NeoLav and Plum block in shadows and define shapes in a white-on-white (mostly) frit-painting…
Peacock Blue powder. I just have this in here because it’s a gorgeous color. I tend to use it in larger sizes, but it’s a good drawing powder as well.
Turquoise Blue powder. This opal is a marvelous reactive color, also a good drawing powder. In fact, I like using this as a base and putting Peacock Blue over for shading…makes some very subtle tints.
Spring Green powder. In the powder, I prefer the opal. But in larger frit sizes, this is quite possibly one of the prettiest transparent colors I’ve seen, and it is stunning with either Turquoise Blue or Peacock Blue. I’ve gotten a lot of mileage out of those combinations.

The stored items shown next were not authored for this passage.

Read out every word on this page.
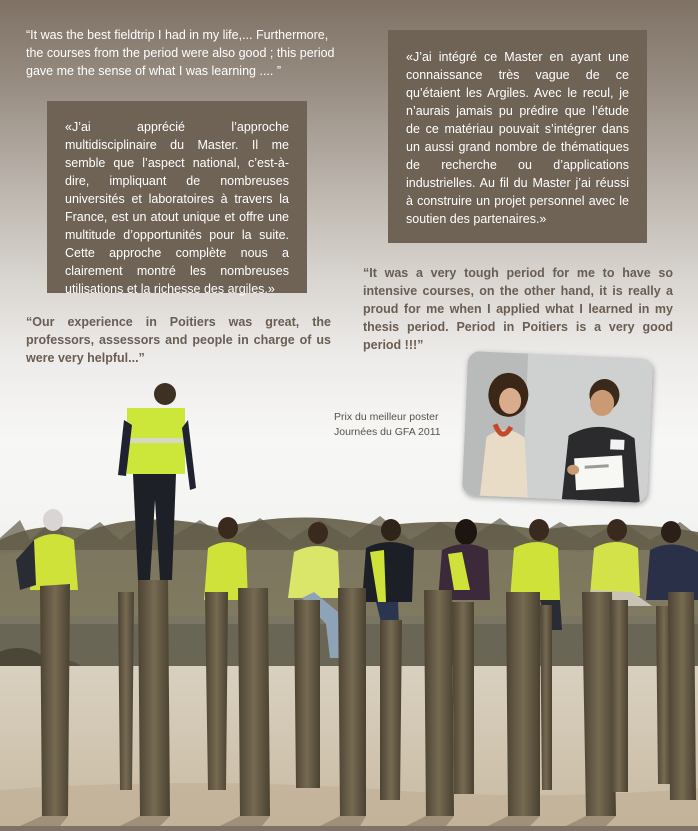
“It was the best fieldtrip I had in my life,... Furthermore, the courses from the period were also good ; this period gave me the sense of what I was learning .... ”

«J’ai intégré ce Master en ayant une connaissance très vague de ce qu’étaient les Argiles. Avec le recul, je n’aurais jamais pu prédire que l’étude de ce matériau pouvait s’intégrer dans un aussi grand nombre de thématiques de recherche ou d’applications industrielles. Au fil du Master j’ai réussi à construire un projet personnel avec le soutien des partenaires.»
«J’ai apprécié l’approche multidisciplinaire du Master. Il me semble que l’aspect national, c’est-à-dire, impliquant de nombreuses universités et laboratoires à travers la France, est un atout unique et offre une multitude d’opportunités pour la suite. Cette approche complète nous a clairement montré les nombreuses utilisations et la richesse des argiles.»

“It was a very tough period for me to have so intensive courses, on the other hand, it is really a proud for me when I applied what I learned in my thesis period. Period in Poitiers is a very good period !!!”

“Our experience in Poitiers was great, the professors, assessors and people in charge of us were very helpful...”

Prix du meilleur poster
Journées du GFA 2011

Olive Green. I like the smoky tones of this color, and it overlays the Spring Green very well. I tend to mix a lot of greens, adding NeoLav and Deep Cobalt to get the tones I need, and Olive Green makes a nice, rich base.
Gold Purple. Of all the shades in glass frit, I’m probably least happy with ready-made purples. But between Gold Purple, Plum, Cranberry and Cobalt, I can usually mix up exactly what I need. And Gold Purple powder makes a great “black” in cool compositions.

Variations possible with a mix of deep cobalt, gold purple and neolav…

And that’s 20. There are some I left off that would probably come next on my list: Marzipan (which has become my off-white of choice), Salmon Pink (the ultimate in reactive colors), Violet Striker, Grenadine Red, Egyptian Blue, Steel Blue. But if you eliminated casting and tack-fusing from my repertoire, I could probably do 80 percent of my current work with just those 20 colors.